Close cooperation with children triggered a whole new revival of adventurous playgrounds.
5. Design for all
Designing for children requires from us to think about all children, no matter their abilities, and about adults too. If once the perspective of adults mislead to too safe designs, now designers are more aware that playgrounds are public spaces that should meet the needs of all generations, since play is a basic human need.
Universal design is the key: design accessible to all, to people without disabilities and people with disabilities. Play areas should be combined with new types of equipment, more benches, coffee pavilions, and public toilets. Adults become responsible again for safety and children are motivated to play outdoor or assist them, like for instance on the junk playground in New York.
As they say in Finland: play is serious business.
6. Involve the community, including children
When planning a new playground one must always include maintenance solutions. The play value can only be sustained thanks to maintenance.
Many new playgrounds in our cities prove that there is a strong political will to please the needs of children. Considerable sums of public money are spent for construction of new, impressive imaginary playscapes like the ones of the city of Malmö , which Alex Smith (@PlayGroundology) describes as “simply playgroundalicious”.
At the same time, due to budget cuts, play opportunities in residential neighbourhoods, especially in poor urban communities and on the urban outskirts, are being neglected.
It seems that we are trapped in place-making and forgot about place-keeping. The innovative – and rather new term place-keeping – as defined by professor Nicola Dempsey (2012) (@DrNicolaDempsey) is an activity which ensures that the quality of newly arranged places is secured for the long term. To overcome lack of resources for maintenance, new models of collaborative maintenance are being tested.

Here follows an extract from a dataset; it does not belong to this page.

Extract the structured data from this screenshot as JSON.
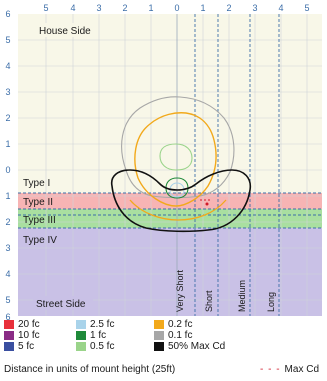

The municipality of Macerata (Italy) – an URBACT Good Practice – tested new solutions to improve the management of everyday play possibilities in housing areas within a project called Play and Grow (QUIsSI Gioca!). The collaboration between municipality, local actors, and interested local residents, children and adults, started from the very beginning of the planning process for the regeneration of abandoned public space, in order to serve the needs of local residents as well as their capability to keep the space and the programme running. In Macerata they now know that children’s needs are best served if we involve them in planning and design as well as in construction and maintenance of play areas.
7. What is good for children is good for all
Children today have needs similar to those of their forebears: they need opportunities to play outside, close to their homes. They are highly stimulated by nature and by other people, children and adults.
Cities can fulfil these needs by taking into consideration long term spatial development, in particular for housing and public space. Collaborative methods of design, construction, and management can significantly improve the capacity of local authorities to cope with the work and with the expenses.
Experience also proves that once a city administration and politics open up fairly to care for the needs of all children, they start to work in favour of other groups of citizens too. Providing safe and healthy childhood for all children actually means taking good care of all of us.